Afghanistan – A kamikaze blows himself
up in front of the main police station
War scenes in Lashkar-gah
It’s 8:30 AM. Luca, a nurse from Milan, and I are talking in front of EMERGENCY’s hospital.
While enjoying the smell of the roses in the garden, on this beautiful spring morning, we are discussing some of our patients: the kid with head trauma is still not walking--we need to try harder with the physiotherapy; the boy with chest drains is still bleeding, we must ask the surgeon to check him again; Bib Aisha, the woman who had surgery three days ago, is getting better and can be moved from the intensive care unit to the ward.
Terrorist attack readiness in the city.
The whole hospital is alerted
All of a sudden, the radio announces: "Mass casualties. Mass casualties starting now. All staff must take their positions".
A suicide bomber has exploded his loaded belt in the middle of a group of policemen who were waiting for their paychecks at the central police station of Lashkar-gah.
In a few minutes the hospital will be full of victims. Silently but quickly we run towards our positions.
In every hospital managed by EMERGENCY there is a Mass Casualty Plan, a predefined set of procedures in case of a massive influx of patients due to a war event or a serious terrorist attack.
The Mass Casualty Plan establishes a clear role for every staff member to follow in order to respond efficiently to the emergency situation.
The whole hospital’s organization changes radically: the nurses are removed from their specific areas and are dispatched to the key locations of the hospital; tents are set up in the front yard in preparation to handle the emergency situation.
Patients arrive transported by ambulances, cars, any other possible means of transportation; some of them are even carried all the way.
Manuele, the logistics manager, has prepared a line of guards at the main gate: with the exception of the injured, everybody must be searched, because of the high the risk of more terrorist attacks.
Fifty injured at the hospital
Operating rooms at full capacity
Next to the main gate, all of the injured are loaded onto stretchers and Matteo, a nurse, performs the triage to evaluate and prioritize care for the various patients.
All of the wounded bear multiple lesions caused by shrapnel, especially on their arms, legs and face. Some have wounds to the abdomen and chest.
For some of them there is nothing we can do, like the first two men who arrived already dead from shrapnel wounds to their abdomens and heads.

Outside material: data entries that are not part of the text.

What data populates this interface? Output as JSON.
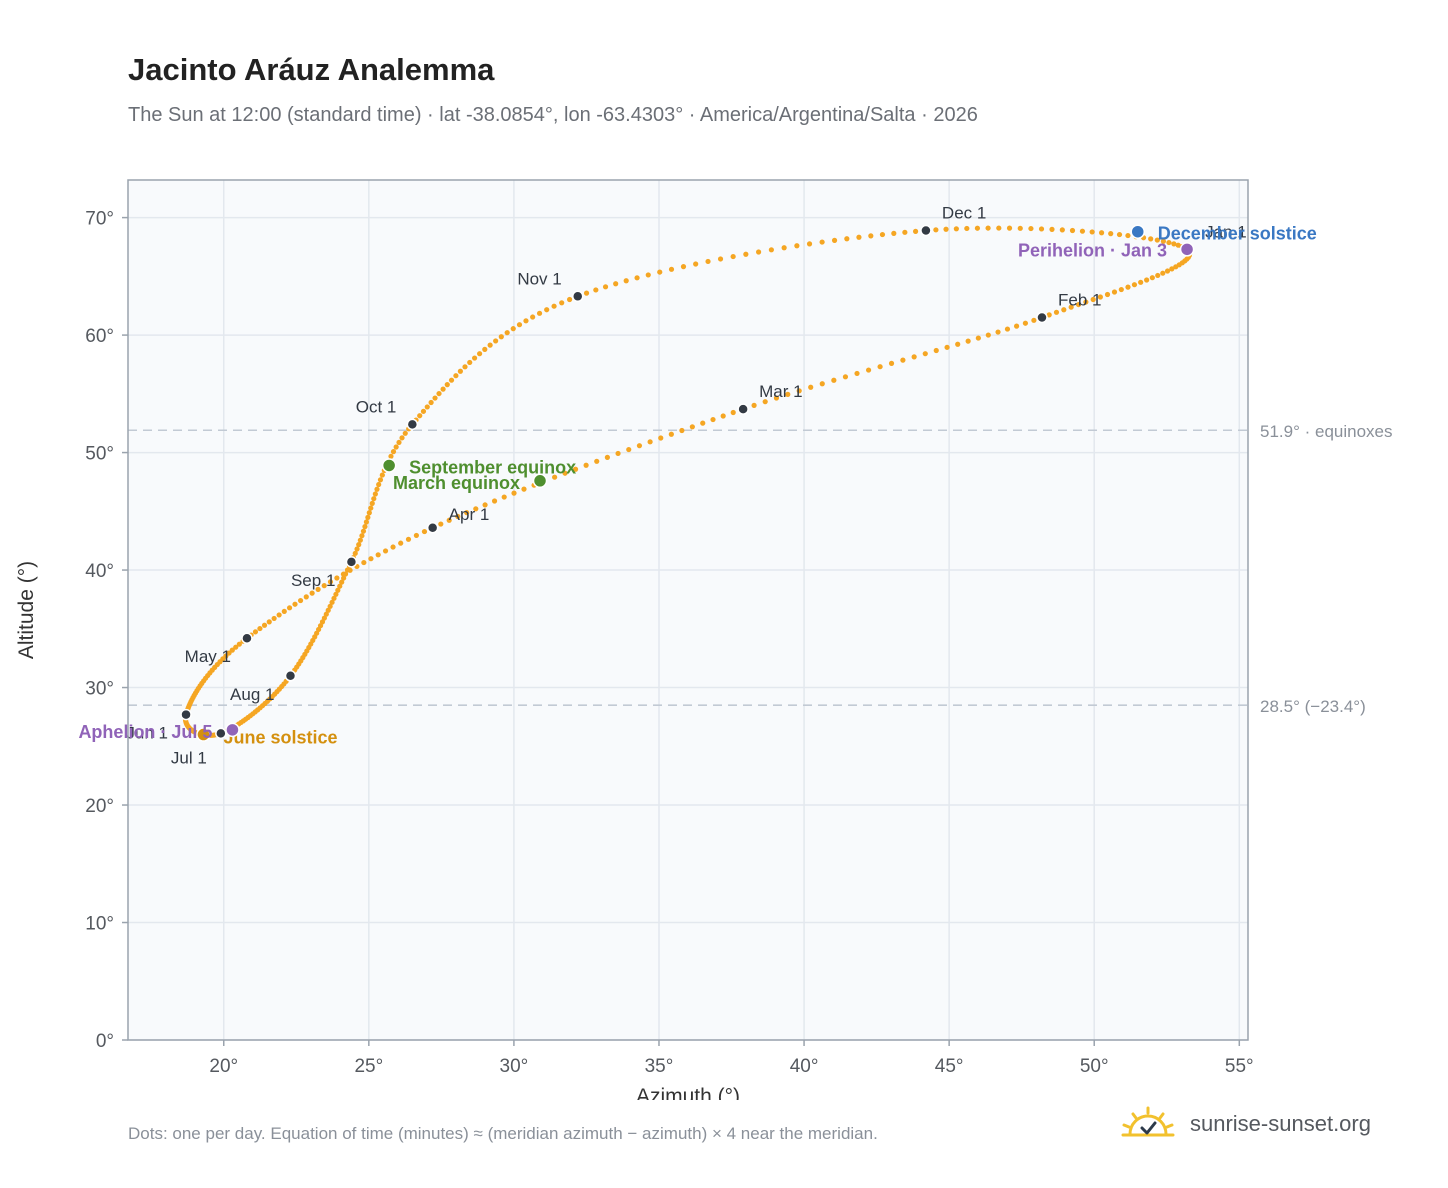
{
  "title": "Jacinto Aráuz Analemma",
  "subtitle": "The Sun at 12:00 (standard time) · lat -38.0854°, lon -63.4303° · America/Argentina/Salta · 2026",
  "footnote": "Dots: one per day. Equation of time (minutes) ≈ (meridian azimuth − azimuth) × 4 near the meridian.",
  "brand": {
    "name": "sunrise-sunset.org",
    "icon": "sun-check-logo-icon"
  },
  "colors": {
    "curve": "#f5a623",
    "month_dot": "#333a44",
    "equinox": "#4f8f2f",
    "june_solstice": "#d4900f",
    "december_solstice": "#3a78c3",
    "apsis": "#9063b8",
    "reference_line": "#c2cad4",
    "plot_bg": "#f8fafc",
    "grid": "#e3e8ee",
    "frame": "#9aa3ad"
  },
  "chart_data": {
    "type": "scatter",
    "title": "Jacinto Aráuz Analemma",
    "xlabel": "Azimuth (°)",
    "ylabel": "Altitude (°)",
    "xlim": [
      16.7,
      55.3
    ],
    "ylim": [
      0,
      73.2
    ],
    "x_ticks": [
      20,
      25,
      30,
      35,
      40,
      45,
      50,
      55
    ],
    "y_ticks": [
      0,
      10,
      20,
      30,
      40,
      50,
      60,
      70
    ],
    "tick_suffix": "°",
    "grid": true,
    "month_points": [
      {
        "label": "Jan 1",
        "x": 53.2,
        "y": 67.3
      },
      {
        "label": "Feb 1",
        "x": 48.2,
        "y": 61.5
      },
      {
        "label": "Mar 1",
        "x": 37.9,
        "y": 53.7
      },
      {
        "label": "Apr 1",
        "x": 27.2,
        "y": 43.6
      },
      {
        "label": "May 1",
        "x": 20.8,
        "y": 34.2
      },
      {
        "label": "Jun 1",
        "x": 18.7,
        "y": 27.7
      },
      {
        "label": "Jul 1",
        "x": 19.9,
        "y": 26.1
      },
      {
        "label": "Aug 1",
        "x": 22.3,
        "y": 31.0
      },
      {
        "label": "Sep 1",
        "x": 24.4,
        "y": 40.7
      },
      {
        "label": "Oct 1",
        "x": 26.5,
        "y": 52.4
      },
      {
        "label": "Nov 1",
        "x": 32.2,
        "y": 63.3
      },
      {
        "label": "Dec 1",
        "x": 44.2,
        "y": 68.9
      }
    ],
    "events": [
      {
        "label": "March equinox",
        "x": 30.9,
        "y": 47.6,
        "color": "#4f8f2f"
      },
      {
        "label": "September equinox",
        "x": 25.7,
        "y": 48.9,
        "color": "#4f8f2f"
      },
      {
        "label": "June solstice",
        "x": 19.3,
        "y": 26.0,
        "color": "#d4900f"
      },
      {
        "label": "December solstice",
        "x": 51.5,
        "y": 68.8,
        "color": "#3a78c3"
      },
      {
        "label": "Perihelion · Jan 3",
        "x": 53.2,
        "y": 67.3,
        "color": "#9063b8"
      },
      {
        "label": "Aphelion · Jul 5",
        "x": 20.3,
        "y": 26.4,
        "color": "#9063b8"
      }
    ],
    "reference_lines": [
      {
        "y": 51.9,
        "label": "51.9° · equinoxes"
      },
      {
        "y": 28.5,
        "label": "28.5° (−23.4°)"
      }
    ]
  }
}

The patients requiring immediate surgery are taken to the operating room.
I am responsible for anesthesia, so I’m waiting there. Together with the local nurses and the surgeons we prepare everything necessary. We check the medications, oxygen, and confirm that the surgical equipment is sterilized.
The first patients arrive. In room #1, there is a patient with the femoral artery bleeding, in room #2 we start an abdominal exploration.
Then arrives a man, disfigured from the shrapnel, he doesn’t breath. He cannot wait, so we perform a tracheotomy, right away, still in the hallway.
That evening an account of the day is made: 50 injured, 12 dead on arrival, 21 had surgeries and now sleep in their ward beds.